Start to finish: 30 minutes. Servings: 4.

1 chopped onion
2 cups mushrooms, quartered
2 cups zucchini, cut in bite-sized pieces
2 cups broccoli or cauliflower, cut in bite-sized pieces
2 cups bell peppers, cut in bite-sized pieces
1/2 pounds whole wheat spaghetti or other whole grain pasta
3/4 pounds ground chicken or 15-ounce can navy beans
2 cloves garlic, minced
15-ounce can diced tomatoes
15-ounce can tomato sauce
1/4 cup sliced kalamata or black olives
1 teaspoon dried oregano, basil and parsley
1/2 to 1 teaspoon red pepper flakes
1/2 to 1 teaspoon ground black pepper

Preheat oven to 425 degrees. Place vegetables on rimmed baking sheet coated lightly with baking spray. Lightly spray vegetables with baking spray or toss with a teaspoon of oil, sprinkle with a little salt and pepper, and bake about 30 minutes, stirring every 10 minutes.

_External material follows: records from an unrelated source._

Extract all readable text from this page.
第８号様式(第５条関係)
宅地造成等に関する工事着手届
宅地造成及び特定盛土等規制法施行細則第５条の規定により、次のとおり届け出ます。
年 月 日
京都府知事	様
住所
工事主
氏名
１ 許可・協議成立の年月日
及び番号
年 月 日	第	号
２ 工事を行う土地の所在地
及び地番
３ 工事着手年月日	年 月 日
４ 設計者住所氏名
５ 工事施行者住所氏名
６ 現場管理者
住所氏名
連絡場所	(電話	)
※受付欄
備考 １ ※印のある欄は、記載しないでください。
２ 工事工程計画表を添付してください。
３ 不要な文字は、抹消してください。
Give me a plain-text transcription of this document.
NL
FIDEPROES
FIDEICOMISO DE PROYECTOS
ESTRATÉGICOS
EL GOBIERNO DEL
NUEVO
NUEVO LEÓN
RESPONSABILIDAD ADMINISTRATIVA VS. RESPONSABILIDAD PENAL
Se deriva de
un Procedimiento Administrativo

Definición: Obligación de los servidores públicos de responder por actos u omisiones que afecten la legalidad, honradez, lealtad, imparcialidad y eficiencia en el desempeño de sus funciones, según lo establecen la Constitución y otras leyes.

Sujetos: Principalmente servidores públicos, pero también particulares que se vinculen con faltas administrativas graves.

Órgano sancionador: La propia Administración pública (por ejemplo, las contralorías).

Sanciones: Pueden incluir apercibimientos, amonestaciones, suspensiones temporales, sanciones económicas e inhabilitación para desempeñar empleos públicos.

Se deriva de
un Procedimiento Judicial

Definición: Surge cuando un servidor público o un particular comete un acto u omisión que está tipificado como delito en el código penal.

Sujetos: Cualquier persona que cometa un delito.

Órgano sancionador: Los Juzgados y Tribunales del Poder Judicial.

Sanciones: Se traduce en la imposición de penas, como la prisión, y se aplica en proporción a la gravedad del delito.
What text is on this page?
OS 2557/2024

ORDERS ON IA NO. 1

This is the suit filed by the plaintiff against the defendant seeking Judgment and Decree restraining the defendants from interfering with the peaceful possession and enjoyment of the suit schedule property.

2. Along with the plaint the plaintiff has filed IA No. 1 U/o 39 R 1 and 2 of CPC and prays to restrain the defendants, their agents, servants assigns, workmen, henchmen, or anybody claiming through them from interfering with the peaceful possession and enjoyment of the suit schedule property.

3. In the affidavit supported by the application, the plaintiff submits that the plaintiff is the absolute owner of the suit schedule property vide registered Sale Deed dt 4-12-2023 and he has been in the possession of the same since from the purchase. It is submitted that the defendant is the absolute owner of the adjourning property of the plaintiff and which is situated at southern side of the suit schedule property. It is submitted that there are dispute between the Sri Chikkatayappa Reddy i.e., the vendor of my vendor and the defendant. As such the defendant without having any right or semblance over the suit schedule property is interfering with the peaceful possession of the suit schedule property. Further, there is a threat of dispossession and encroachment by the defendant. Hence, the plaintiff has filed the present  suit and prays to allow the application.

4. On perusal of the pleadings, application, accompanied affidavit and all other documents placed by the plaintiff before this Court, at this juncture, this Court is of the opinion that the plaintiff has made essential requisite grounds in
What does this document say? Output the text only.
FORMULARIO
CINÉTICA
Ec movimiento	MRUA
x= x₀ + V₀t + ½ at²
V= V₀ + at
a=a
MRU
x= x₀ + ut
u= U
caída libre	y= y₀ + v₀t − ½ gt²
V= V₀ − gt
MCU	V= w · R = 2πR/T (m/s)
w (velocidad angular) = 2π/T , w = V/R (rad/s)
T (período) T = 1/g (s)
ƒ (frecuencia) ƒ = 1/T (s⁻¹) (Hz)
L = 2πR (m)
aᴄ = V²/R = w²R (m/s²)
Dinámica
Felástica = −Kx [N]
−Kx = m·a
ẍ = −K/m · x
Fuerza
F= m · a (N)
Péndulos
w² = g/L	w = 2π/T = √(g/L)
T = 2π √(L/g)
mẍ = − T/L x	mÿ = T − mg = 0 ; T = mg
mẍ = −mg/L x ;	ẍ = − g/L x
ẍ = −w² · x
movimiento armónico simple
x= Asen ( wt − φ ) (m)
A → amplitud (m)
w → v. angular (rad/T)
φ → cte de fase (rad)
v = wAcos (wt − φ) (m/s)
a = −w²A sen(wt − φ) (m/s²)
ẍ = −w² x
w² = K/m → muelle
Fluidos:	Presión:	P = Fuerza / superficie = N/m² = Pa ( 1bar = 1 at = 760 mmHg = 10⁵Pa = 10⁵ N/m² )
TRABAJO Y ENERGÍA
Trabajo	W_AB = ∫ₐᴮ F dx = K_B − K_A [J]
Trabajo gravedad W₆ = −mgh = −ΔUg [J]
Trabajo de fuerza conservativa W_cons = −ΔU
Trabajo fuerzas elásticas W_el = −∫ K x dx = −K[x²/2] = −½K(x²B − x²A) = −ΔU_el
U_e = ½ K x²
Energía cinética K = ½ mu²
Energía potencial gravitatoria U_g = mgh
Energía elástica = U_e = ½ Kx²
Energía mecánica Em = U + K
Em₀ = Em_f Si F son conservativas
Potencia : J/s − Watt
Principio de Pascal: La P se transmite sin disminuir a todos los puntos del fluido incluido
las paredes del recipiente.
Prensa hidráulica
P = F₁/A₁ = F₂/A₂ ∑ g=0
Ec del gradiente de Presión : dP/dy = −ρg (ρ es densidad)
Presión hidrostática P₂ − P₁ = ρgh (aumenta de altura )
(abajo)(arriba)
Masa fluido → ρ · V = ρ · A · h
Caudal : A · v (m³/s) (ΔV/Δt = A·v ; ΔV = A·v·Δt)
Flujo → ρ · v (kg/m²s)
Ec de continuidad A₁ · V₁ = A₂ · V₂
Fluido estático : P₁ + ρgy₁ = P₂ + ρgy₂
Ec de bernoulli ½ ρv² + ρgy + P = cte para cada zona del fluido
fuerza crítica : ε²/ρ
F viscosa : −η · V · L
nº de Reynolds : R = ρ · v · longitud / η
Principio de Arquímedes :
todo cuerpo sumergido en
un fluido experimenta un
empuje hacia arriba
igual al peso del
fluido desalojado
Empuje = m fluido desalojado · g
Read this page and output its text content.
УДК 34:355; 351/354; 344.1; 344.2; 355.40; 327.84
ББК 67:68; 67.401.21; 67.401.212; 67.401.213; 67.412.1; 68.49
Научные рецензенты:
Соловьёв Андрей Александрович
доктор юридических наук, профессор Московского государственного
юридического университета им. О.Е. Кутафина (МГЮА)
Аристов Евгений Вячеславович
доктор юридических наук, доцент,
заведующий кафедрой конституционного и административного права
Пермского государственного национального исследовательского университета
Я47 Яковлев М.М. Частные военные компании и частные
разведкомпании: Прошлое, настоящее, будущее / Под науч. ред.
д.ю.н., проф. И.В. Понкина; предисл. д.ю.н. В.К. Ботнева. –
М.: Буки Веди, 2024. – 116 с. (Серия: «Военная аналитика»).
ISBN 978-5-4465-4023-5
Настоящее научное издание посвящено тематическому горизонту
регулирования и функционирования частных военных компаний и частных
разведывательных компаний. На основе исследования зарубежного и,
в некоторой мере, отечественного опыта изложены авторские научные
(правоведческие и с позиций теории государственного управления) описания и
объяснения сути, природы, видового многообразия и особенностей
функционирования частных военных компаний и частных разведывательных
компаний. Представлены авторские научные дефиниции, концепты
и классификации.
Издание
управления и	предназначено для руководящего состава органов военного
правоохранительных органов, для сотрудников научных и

Bring a large pot of water to boil and cook pasta per package directions.

Brown chicken in a pan and drain off extra fat.

Place all other ingredients in a large saucepan and bring to a boil. Add chicken or beans and simmer while pasta cooks. Top pasta with sauce and some of the vegetables and sprinkle with basil or parsley before serving.

Serve with a green salad and the remaining roasted vegetables.

Nutrition information per serving with chicken (navy beans): 524 calories (450 calories), 12 grams fat with 2.1 grams saturated (4 grams fat with 0.3 grams saturated), 85 milligrams cholesterol (0 grams), 66 grams carbohydrate (79 grams, 13 grams fiber (19 grams), 34 grams protein (17 grams); high in Vitamin A, Vitamin C and Iron.